Sisters
Who am I? In relation to others
We came down the hall giggling—laughing so hard that the tears began to stream down each of our faces.
The scene may not have been so incongruous had we not been walking down the hallway of 2-North at General Rose Hospital. It was not a laughing situation. Our mother had been ill for almost five years.
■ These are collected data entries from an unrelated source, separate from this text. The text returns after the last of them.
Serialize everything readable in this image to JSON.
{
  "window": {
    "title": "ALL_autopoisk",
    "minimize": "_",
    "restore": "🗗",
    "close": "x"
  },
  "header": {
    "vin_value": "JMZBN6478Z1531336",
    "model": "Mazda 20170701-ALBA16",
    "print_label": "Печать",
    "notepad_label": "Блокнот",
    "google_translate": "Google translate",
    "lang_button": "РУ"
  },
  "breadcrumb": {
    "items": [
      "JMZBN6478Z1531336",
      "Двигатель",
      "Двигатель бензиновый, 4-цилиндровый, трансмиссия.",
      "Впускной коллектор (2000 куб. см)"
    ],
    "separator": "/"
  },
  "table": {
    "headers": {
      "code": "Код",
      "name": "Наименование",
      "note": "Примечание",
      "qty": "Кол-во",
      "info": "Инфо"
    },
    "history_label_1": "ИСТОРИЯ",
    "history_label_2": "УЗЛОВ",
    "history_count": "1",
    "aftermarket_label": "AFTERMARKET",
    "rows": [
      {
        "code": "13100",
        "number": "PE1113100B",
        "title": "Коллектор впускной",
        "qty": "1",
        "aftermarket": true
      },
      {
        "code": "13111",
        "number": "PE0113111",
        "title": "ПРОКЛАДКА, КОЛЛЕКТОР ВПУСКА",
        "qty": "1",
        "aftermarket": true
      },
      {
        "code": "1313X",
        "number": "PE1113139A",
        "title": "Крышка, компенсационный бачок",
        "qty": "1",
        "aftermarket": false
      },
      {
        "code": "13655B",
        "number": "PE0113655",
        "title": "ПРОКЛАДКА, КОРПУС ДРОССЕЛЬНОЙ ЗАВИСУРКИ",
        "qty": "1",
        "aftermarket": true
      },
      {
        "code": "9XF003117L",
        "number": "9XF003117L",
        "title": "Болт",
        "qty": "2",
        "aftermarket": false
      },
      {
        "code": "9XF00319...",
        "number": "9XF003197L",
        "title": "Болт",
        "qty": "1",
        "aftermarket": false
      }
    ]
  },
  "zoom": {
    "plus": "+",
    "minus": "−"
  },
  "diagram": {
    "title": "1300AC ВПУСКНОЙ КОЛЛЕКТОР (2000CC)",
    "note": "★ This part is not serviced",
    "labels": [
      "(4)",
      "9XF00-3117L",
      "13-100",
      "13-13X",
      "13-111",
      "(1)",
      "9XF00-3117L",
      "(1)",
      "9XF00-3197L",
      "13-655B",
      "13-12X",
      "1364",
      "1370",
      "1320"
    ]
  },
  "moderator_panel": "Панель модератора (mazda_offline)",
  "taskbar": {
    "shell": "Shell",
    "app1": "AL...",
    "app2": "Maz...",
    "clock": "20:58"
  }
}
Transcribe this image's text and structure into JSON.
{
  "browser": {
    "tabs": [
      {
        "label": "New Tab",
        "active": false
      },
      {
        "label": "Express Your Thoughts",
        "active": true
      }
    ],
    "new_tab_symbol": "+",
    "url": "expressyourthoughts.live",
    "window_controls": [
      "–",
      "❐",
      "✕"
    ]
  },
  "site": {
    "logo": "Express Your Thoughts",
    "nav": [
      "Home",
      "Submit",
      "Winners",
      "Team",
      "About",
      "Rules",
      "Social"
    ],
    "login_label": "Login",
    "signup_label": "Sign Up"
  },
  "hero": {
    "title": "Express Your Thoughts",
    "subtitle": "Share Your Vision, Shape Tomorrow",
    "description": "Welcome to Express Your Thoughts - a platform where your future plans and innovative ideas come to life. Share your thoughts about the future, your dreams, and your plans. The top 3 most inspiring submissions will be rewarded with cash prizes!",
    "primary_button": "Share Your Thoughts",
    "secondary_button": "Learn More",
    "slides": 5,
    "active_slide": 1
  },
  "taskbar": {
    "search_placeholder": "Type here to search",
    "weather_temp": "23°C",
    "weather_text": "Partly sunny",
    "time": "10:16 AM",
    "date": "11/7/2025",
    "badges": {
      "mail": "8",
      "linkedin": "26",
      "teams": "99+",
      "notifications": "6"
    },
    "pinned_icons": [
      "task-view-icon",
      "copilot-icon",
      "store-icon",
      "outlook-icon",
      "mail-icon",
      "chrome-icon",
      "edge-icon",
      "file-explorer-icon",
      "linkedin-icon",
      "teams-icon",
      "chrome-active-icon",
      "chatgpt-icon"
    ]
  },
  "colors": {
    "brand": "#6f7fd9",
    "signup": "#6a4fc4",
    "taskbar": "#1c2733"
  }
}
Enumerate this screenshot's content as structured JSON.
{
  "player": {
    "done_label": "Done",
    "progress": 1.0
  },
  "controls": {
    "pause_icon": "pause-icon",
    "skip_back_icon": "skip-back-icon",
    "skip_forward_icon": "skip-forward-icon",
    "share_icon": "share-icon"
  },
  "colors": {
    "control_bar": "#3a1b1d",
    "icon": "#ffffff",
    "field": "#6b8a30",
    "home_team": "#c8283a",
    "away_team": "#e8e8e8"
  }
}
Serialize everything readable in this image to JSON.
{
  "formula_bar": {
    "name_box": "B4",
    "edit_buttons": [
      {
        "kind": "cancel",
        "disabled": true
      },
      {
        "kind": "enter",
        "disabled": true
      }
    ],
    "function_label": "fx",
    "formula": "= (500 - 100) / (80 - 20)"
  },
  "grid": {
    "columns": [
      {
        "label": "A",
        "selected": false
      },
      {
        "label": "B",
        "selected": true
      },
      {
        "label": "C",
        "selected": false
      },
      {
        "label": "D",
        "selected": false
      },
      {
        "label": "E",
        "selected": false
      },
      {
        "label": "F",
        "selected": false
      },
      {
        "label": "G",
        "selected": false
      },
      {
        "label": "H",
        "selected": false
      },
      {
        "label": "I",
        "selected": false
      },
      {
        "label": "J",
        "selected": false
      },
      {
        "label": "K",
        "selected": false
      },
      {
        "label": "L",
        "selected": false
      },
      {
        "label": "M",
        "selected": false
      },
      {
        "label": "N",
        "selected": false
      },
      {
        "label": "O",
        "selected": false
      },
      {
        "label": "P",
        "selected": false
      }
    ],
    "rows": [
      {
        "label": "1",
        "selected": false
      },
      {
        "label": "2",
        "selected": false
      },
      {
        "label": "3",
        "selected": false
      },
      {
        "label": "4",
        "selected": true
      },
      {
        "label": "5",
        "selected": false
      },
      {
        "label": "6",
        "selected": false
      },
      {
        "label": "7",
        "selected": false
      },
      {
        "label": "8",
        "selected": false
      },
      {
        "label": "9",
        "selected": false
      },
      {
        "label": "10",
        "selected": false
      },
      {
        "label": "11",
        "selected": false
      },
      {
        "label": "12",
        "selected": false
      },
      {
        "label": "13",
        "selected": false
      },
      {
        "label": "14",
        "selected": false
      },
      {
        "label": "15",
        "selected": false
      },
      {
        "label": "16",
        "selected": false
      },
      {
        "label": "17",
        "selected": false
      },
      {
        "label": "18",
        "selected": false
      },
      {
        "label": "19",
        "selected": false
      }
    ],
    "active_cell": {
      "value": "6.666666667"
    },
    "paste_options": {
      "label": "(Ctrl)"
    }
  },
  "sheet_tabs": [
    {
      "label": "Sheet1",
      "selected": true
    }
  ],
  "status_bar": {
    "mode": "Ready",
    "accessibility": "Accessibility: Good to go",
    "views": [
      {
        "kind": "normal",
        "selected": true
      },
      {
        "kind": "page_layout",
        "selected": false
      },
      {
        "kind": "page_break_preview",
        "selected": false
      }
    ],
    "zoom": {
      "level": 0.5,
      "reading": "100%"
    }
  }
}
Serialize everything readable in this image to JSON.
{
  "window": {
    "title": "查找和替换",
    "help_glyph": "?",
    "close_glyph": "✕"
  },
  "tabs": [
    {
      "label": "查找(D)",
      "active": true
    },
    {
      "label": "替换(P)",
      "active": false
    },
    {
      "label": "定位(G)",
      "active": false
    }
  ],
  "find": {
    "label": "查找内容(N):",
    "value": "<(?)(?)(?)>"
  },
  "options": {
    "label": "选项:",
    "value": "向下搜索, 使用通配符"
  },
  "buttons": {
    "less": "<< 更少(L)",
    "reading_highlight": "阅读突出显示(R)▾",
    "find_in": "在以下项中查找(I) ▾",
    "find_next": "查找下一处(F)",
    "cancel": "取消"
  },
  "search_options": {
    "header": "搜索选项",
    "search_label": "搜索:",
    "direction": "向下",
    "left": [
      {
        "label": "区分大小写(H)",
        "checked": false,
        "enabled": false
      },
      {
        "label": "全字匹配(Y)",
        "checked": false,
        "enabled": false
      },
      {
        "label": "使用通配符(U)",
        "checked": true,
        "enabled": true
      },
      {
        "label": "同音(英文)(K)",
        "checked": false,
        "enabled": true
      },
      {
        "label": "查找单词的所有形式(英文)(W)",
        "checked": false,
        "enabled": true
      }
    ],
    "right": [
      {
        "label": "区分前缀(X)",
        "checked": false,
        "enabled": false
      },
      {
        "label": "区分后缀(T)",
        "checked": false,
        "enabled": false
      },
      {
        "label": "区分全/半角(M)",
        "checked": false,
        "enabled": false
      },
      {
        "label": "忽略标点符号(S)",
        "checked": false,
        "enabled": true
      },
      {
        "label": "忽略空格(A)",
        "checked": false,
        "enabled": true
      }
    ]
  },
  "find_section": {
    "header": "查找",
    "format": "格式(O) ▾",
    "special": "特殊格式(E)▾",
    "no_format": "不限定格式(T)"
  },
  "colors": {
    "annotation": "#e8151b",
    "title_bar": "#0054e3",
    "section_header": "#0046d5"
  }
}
We had spent innumerable days at the hospital—most of them sad and depressing.
But the situation we had just experienced in her room was so incredible that—perhaps out of a peculiar sense of comic relief—we were giggling so hard that we could not speak.
As we sat in the hospital room, dutiful daughters, both of us, carefully and delicately outlining the few options that were left for caring for our mother—she was thumbing through a Life Magazine. Then she remarked casually about the cover picture of Elizabeth Taylor: "Isn't she beautiful? Why, her eyes are almost purple, they say. She has everything."
I responded, "Yes, even seven marriages!"
Mother shrugged and said, "Oh well, she has to pay some price..."
My sister and I looked at each other. We couldn't believe our ears. Had she really just tuned us out? Perhaps it was a defense against the impossible dilemma—between a rock and a hard place—that she faced: home with 24-hour care, another hospital, or a nursing home.
It had already been a long haul and none of us knew when, where, or how it would finally end.
My sister and I had sat silently together through many surgeries—waiting for word from the Recovery Room.
Then there were the tense days in the Intensive Care Unit—waiting for each breath and each word to return.
There were the seemingly endless days of recuperation. More days of radiation. Hospital to home, and back again, since 1978.